Written in response to April 2020, Day 24: Natural Wonders, at 'imaginary garden with real toads'. I intended to write only about the area where I now live, but couldn't stop until I'd included the whole country! I thought of calling it 'Sacred Land' – but aren't they all? The Earth is sacred; I wish that was more widely understood.


Notes


A Big Country was a much-loved, long-running (1968-1991) TV documentary exploring Australian rural life.

Artists (and others) have remarked on the wonderful quality of the light in Australia, even in winter, found nowhere else.


Stella Whieldon on Origine' Cultural Star Lore.

Image: Fair Use.

23.4.20

Regarding the Bard

Regarding the Bard

I like to think Shakespeare wrote Shakespeare.
Genius alights where it will, oblivious of rank
or even education.
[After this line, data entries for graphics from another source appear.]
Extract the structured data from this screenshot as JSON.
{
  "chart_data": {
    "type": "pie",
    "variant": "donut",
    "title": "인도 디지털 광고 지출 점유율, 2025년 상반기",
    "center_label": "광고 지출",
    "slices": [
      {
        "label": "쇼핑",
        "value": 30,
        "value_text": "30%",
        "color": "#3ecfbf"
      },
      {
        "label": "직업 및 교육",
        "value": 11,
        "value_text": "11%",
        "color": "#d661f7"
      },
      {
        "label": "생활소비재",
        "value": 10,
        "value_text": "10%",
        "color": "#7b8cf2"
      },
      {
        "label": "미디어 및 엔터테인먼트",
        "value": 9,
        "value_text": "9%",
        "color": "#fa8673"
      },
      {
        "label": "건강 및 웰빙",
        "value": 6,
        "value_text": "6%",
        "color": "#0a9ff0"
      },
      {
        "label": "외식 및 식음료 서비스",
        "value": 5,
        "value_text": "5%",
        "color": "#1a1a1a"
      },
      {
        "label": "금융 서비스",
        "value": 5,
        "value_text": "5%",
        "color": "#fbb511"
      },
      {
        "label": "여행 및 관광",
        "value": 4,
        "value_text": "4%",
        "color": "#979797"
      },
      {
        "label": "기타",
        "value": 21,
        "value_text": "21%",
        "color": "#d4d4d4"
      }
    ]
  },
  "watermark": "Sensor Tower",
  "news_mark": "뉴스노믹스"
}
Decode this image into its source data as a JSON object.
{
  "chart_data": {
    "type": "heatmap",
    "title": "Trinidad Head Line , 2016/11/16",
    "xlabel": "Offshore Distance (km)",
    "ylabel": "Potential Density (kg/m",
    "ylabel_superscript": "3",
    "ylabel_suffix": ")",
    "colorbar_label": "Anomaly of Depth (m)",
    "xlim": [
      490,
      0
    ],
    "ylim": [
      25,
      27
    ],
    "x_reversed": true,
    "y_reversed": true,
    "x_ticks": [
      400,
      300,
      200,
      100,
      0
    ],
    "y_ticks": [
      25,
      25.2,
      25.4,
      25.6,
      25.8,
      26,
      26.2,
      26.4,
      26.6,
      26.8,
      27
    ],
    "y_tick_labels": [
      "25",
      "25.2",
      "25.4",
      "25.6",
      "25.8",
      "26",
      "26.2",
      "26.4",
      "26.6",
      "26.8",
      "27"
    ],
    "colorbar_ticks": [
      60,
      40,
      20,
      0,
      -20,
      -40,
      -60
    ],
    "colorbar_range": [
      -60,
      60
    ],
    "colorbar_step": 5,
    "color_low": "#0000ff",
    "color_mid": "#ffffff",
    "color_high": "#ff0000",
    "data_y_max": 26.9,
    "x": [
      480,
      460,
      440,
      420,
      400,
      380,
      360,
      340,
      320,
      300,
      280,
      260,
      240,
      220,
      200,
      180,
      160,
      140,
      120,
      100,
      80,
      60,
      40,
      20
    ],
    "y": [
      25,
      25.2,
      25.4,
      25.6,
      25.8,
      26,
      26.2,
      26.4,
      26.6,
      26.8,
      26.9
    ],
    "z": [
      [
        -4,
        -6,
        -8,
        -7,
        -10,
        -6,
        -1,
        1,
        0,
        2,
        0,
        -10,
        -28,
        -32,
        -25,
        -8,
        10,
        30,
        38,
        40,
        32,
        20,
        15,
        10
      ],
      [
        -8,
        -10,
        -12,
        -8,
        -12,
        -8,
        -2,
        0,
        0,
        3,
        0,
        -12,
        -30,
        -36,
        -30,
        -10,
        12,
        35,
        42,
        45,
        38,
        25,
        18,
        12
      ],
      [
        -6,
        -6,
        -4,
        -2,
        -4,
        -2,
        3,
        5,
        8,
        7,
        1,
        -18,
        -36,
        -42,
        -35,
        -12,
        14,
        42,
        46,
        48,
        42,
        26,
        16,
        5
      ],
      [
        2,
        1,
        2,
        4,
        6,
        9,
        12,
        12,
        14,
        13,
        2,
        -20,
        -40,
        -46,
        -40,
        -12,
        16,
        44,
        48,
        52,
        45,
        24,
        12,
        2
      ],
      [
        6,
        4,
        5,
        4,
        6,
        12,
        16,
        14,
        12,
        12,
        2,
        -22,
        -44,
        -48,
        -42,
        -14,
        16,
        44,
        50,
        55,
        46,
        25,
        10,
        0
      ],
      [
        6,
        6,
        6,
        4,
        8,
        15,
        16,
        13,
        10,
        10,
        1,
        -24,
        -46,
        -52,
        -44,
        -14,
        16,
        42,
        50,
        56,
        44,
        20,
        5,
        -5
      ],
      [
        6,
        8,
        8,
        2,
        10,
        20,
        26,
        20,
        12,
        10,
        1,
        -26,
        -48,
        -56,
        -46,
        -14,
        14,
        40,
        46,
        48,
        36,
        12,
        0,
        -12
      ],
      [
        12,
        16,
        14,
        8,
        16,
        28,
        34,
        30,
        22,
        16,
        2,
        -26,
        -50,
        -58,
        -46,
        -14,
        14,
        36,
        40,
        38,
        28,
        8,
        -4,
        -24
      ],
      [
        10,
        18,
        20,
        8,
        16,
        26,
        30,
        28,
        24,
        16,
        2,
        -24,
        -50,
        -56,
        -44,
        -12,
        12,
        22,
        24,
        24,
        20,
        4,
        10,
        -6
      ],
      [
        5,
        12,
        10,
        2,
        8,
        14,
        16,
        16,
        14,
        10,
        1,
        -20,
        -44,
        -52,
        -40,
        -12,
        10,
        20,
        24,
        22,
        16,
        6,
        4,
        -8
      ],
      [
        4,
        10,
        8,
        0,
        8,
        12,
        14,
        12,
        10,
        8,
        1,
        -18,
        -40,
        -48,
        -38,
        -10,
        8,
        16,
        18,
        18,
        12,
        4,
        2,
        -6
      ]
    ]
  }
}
In fact, you can probably bet,
wherever it lands will be somehow ‘unsuitable’.

He was good at observing human foibles –
and, being of fairly humble condition, most likely
observed them first in himself, or at least
the latent possibilities. After all, haven’t we all

ached with Romeo’s idealised teenage lust,
or Miranda’s naive romantic dreams?
Who has not sometimes plotted revenge,
envied power, longed to live free in a forest?

Or been torn apart by bossy parents and elders
like poor old Hamlet – who really just wanted
to get back to Uni., have a good time, and be
damned to duty. Shakespeare wrote it down.

And he knew he had to make it entertaining,
so he put in bawdy jokes, lots of blood and gore,
and all sorts of farcical mistakes and mishaps.
He had a theatre to run and players to pay.

He knew how to twang on the heartstrings:
how to make ‘em laugh and make ‘em cry
with words, with spectacle, with stories.
For his own heart, look elsewhere.

In the plays he will show you yourself; as well as
your family, friends, enemies, lovers. Also, disguised,
the bosses, rich and powerful, who lord it over you. 
(Fools, knaves, or heroes; deal with what you get.)

But look to the sonnets, the personal thoughts, 
the inner reflections and questionings, 
lone confessionals of desire, love, pain ...
if you seek to meet the true Will Shakespeare.


Written for April 2020, Day 23: The Bard at 'imaginary garden with real toads'.

22.4.20

In Praise of the Dandelion


In Praise of the Dandelion

"A fresh and vigorous weed, always renewed and renewing, it will cut 
its wondrous way through rubbish and rubble." William Jay Smith


















I love the happy dandelion.
I loved it as a child,
blowing seeds for wishes;
and today I love 
the cheerful yellow faces
all over my lawn.

I hate to have them mown –
only I can’t let the grass
grow long and fill with peril
(snakes or mosquitos).
Why can’t they bloom, welcome, 
in my garden beds instead?

My Dad used to like
cooking and eating the leaves.
Healthy! But to me 
their tang was strong, too bitter.
I’d rather leave them
to feed the bees.

They grow alongside 
clover and daisies:
companionable, mingling.
They have a merriment
and yes, a toughness.
Also they always say Spring.


Image from Pexels: CC0 License Free for personal and commercial use. No attribution required.

In April 2o20, Day 22 at 'imaginary garden with real toads', the archived prompt, Poets of April, asks us to be inspired by lines from one of several poets born in this month.

It's serendipitous that this date is Earth Day, and I'm not only celebrating dandelions but also deciding to nourish bees.